Timber housing has long been an iconic feature of cold environments. The Nordic nations, Canada and Switzerland are just some of the countries best-known for their beautiful and snug timber architecture. But timber frames also absorb less heat than masonry counterparts, so they also help keep you cool all summer.

According to the NBS, the timber frame building market in the UK is growing, particularly when it comes to housing.

This is because timber offers a fantastic range of options when it comes to insulating structures, and can ensure that your building achieves zero CO2 emissions status. That is going to be key in a few years’ time when carbon neutral building will become compulsory.
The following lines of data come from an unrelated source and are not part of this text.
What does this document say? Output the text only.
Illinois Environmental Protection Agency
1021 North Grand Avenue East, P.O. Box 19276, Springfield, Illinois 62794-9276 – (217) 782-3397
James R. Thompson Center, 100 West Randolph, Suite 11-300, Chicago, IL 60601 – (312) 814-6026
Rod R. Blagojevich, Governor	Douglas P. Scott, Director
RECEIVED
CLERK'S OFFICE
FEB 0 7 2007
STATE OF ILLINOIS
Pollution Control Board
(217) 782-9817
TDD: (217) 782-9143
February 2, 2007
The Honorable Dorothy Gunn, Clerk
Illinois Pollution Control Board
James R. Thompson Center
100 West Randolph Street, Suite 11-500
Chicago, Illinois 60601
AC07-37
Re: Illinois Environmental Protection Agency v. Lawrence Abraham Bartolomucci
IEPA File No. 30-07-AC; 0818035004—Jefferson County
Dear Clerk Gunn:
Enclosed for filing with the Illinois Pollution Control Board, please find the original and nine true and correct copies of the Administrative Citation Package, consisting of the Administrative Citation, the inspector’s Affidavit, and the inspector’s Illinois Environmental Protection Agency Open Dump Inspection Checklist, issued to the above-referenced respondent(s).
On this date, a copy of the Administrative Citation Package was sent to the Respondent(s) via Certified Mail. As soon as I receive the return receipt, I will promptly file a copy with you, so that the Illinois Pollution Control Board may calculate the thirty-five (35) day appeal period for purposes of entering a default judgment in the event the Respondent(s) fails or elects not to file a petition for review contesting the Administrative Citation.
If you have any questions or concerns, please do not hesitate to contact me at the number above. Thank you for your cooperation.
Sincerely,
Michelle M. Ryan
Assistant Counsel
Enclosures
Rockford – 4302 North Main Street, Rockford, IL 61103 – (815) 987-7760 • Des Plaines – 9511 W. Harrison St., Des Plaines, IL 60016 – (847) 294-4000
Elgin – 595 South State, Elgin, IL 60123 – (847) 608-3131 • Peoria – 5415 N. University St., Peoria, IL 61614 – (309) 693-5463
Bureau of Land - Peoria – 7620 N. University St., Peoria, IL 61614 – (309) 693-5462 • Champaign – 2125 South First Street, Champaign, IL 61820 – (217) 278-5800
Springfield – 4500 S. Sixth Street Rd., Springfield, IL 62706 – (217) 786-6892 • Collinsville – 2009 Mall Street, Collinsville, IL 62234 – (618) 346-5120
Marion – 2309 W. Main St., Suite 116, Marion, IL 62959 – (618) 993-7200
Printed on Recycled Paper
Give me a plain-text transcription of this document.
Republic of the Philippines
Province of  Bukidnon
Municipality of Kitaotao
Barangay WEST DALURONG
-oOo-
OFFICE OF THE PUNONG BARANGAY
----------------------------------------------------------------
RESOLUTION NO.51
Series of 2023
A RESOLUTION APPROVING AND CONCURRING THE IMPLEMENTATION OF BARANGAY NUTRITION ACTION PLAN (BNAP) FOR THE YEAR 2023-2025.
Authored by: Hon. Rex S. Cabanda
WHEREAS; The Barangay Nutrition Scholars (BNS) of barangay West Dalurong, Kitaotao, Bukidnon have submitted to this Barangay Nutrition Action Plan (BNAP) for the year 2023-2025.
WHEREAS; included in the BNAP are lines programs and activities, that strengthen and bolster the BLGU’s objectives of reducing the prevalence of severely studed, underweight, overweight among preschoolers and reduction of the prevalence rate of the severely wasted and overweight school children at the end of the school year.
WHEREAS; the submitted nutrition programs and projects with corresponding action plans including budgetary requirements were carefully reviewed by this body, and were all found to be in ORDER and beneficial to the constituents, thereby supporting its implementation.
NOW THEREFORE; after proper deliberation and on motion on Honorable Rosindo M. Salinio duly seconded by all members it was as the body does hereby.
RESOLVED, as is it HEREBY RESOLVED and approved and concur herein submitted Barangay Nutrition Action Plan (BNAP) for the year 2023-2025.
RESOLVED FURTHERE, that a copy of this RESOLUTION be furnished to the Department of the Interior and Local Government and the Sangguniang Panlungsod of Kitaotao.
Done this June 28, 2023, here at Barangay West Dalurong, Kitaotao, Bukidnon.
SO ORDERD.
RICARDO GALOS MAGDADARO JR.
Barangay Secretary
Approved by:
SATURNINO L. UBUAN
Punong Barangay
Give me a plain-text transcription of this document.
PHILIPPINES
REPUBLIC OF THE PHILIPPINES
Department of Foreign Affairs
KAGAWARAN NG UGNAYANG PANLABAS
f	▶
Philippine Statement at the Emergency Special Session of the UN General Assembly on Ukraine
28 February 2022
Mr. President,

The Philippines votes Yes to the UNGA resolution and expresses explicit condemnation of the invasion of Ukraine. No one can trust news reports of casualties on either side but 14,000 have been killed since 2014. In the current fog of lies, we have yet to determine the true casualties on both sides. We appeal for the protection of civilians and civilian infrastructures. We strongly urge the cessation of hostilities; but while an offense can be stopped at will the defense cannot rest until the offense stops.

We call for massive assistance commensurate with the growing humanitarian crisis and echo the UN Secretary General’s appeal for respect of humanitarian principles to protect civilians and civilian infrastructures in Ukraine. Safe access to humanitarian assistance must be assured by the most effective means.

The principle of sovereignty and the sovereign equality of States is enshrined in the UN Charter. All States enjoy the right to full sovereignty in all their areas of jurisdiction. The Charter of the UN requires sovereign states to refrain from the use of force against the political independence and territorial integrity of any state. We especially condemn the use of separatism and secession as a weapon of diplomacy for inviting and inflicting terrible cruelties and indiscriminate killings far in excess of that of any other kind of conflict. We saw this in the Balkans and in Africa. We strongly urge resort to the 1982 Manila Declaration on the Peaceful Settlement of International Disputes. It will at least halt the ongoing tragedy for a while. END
So how do you achieve perfect thermal comfort with a timber frame?


Using timber can help keep your walls thin while keeping your house warm in the winter and cool in the summer. One way to make maximum use of your timber walls is to use 140mm external wall studs. In addition to insulating the cavity between the studs, you should also place insulating materials between two timber wall leaves.

Quality insulation materials

Technologically-advanced breather membranes have been developed to block out infrared radiation and regulate temperature, and are a great way to ensure zero heat loss.

Ensuring membranes are airtight as well as using reflective vapour control levels are also useful techniques, again, according to the NBS You can then clad your frame using bricks, but choosing timber or brick slips here will achieve even thinner walls, helping you save space. .

Novel insulation products, reflective vapour control layers and airtight membranes also help deliver better insulation results.

Note: just as you can insulate your walls, you can also insulate wooden subfloors. Be sure to use highly fire retardant materials.

Share the warmth

If you can’t achieve effective insulation with air tightness alone, one option is to install a mechanical ventilation heat recovery system (MVHR). This will extract air from areas of a building that are usually warmer, such as kitchens, bathrooms and smaller spaces, and conduct it through an exchanger. The result is fresh, incoming air that is warmed, using very little energy.

Environmental benefits

Apart from helping you save on your energy bills and CO2 emissions, timber frame buildings rely on strong production lines. Using timber won’t just be efficient to organise and reduce construction site waste; it is also sustainable when responsibly sourced.

With new building regulations coming up, and the enviable quality you can achieve in timber structures, timber frame buildings are set to continue growing in popularity in Great Britain.